Headaches and neck pain are common complaints of office workers. There are a number of factors that may contribute to such symptoms, such as posture, eyesight, water intake, and fatigue. However, since I've got a physiotherapy background, this article will focus on posture and the musculoskeletal causes of headache and neck pain, and how a standing desk may be able to assist.
From a musculoskeletal stand-point, the majority of headaches seen in office workers are called cervico-genic headaches. This means that the headache is caused by an irritation to the cervical spine (i.e. the neck). This irritation refers pain to the head (as well as usually being felt as neck pain as well), which is felt as a headache.
The common referral points for a cervico-genic headache are the base of the skull, behind the eyes, and around the forehead and temples.
So, why does this occur?
This referral occurs due to the stresses placed upon the cervical spine. When you're sitting, it's very common to adopt what is known as a "forward head posture", or "poking chin posture" (shown below). This posture compresses the upper cervical spine more than usual, which in turn irritates the surrounding structures. What exactly is being irritated may vary, but may include the intervertebral joint, ligaments, or nerve roots. Alternatively, the surrounding muscles may just go into spasm due to the discomfort, which may also refer pain to the head as a headache.
The connection between poking chin posture and sitting usually comes to fruition after a while spent sitting. It is easy enough to sit with "good posture" for a little while. However, if you're sitting for hours on end, it is all too easy to fall into a poking chin posture, as the body fatigues and you forget about your posture. When this happens, irritation to the structures in the neck occurs, and cervicogenic headache is often the result.
How can a standing desk help this?
Firstly, I'm not a typical retailer, so I'm not going to shove standing desks down your throat as a cure-all. With that said, there is little doubt that a standing desk can help to reduce both the frequency and severity of cervicogenic headaches.
As mentioned above, a key cause of cervicogenic headache is a poking chin posture. The main cause of a poking chin posture is prolonged sitting and fatigue. As you sit for longer and longer, the body is less likely to be able to sit upright. Thus, you fall into a poking chin posture. Have you ever found yourself slouching in your chair? Well you would also have been sitting with a poking chin posture.
Also, how often have you found yourself consciously poking your head forward to take a closer look at the computer screen? This is the same posture as a fatigue related poking chin posture.
Unfortunately, it's a downward spiral as well. Once you have experienced the first bout of discomfort or pain from sitting with a poking chin posture, it is easier for it to happen again. This is because the discomfort and pain may result in muscle inhibition, whereby the supporting muscles of the neck are "switched off". If this happens, the cervical spine has less stability and is even more susceptible to irritation, leading to increased cervicogenic headache symptoms.
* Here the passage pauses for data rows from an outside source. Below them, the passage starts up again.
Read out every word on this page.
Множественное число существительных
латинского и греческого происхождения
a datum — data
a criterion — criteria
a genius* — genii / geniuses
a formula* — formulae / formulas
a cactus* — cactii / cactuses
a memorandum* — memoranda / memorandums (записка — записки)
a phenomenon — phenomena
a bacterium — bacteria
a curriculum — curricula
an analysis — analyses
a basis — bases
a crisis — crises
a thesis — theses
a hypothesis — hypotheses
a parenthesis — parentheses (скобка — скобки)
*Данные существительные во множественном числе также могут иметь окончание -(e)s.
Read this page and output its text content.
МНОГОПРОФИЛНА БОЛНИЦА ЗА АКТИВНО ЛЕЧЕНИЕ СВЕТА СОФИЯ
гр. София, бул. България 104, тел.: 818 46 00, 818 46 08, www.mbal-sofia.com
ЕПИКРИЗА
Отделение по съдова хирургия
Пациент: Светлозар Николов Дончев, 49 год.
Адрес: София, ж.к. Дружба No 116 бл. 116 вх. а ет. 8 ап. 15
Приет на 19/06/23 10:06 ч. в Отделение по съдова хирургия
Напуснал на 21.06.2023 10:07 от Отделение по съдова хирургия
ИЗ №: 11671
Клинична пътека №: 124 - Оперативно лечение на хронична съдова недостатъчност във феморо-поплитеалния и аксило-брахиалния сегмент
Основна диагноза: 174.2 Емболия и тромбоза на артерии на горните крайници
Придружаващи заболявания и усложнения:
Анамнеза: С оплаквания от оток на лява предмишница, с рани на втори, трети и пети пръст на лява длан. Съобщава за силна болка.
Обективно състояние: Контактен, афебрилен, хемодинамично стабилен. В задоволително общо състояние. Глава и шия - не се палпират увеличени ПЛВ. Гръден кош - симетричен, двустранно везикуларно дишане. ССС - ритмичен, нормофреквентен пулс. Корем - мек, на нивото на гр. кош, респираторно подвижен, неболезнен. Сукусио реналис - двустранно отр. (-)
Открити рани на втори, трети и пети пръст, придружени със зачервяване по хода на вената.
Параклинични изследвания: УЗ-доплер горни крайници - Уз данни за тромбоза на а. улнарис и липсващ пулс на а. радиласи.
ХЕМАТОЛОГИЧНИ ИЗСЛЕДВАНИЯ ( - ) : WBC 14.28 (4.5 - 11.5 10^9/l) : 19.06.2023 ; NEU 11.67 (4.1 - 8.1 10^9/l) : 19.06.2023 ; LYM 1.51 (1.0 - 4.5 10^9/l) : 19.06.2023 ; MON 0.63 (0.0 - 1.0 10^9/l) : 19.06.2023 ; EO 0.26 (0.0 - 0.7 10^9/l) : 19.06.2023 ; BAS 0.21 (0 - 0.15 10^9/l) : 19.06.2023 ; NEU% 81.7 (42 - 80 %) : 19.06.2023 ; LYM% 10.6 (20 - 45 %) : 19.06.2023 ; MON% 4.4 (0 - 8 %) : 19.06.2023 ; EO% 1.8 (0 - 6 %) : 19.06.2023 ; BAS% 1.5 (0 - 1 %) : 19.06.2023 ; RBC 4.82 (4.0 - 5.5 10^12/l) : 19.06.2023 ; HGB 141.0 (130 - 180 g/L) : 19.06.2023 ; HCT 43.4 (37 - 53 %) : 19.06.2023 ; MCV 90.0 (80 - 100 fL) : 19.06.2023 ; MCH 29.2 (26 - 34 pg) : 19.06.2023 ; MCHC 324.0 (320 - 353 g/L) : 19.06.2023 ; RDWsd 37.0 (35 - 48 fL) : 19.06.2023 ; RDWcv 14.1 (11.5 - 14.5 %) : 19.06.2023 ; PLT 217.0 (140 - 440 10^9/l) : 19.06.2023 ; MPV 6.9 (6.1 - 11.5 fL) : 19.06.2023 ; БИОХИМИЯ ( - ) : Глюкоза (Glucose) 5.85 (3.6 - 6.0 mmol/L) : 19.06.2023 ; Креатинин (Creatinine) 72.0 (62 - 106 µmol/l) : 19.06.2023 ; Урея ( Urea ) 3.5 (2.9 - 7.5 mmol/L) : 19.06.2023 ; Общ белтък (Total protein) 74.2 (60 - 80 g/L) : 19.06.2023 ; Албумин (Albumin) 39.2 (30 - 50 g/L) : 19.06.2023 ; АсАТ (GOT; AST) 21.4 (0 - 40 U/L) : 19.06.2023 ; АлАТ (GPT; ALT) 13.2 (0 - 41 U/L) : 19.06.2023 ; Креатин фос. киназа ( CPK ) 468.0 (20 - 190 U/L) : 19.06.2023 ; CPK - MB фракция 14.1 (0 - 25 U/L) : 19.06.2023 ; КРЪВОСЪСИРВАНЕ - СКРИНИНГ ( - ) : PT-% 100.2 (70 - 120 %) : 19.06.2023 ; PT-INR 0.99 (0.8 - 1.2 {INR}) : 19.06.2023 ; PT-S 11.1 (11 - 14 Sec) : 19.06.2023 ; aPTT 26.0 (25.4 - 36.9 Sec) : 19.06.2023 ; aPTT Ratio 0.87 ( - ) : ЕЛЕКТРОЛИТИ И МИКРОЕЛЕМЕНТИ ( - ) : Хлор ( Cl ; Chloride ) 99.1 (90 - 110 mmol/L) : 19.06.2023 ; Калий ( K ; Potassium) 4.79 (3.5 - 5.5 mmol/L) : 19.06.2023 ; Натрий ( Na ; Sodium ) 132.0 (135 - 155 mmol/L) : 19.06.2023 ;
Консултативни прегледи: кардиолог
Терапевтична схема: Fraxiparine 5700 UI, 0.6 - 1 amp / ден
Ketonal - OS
Having a standing desk provides you with the ability to switch position regularly throughout the day. This on itself is of great importance as it reduces the monotonous accumulation of muscular strain/stress to the same areas (which occurs when you sit all day), which reduces the likelihood of muscular fatigue and pain.
Here are some more benefits of having a standing desk at the stand-by:
1) You're less likely to fall into a poking chin posture out of fatigue;
2) When you do happen to need to poke your chin forwards to look at the computer more closely, you can move your entire body forward, as opposed to just poking the head forward in sitting;
3) You can't slouch in standing (well, you can, but it would look and feel ridiculous so you're not likely to do it!);
4) If you do happen to experience some pain or discomfort, you have the ability to quickly switch position, helping to prevent the problem from exacerbating.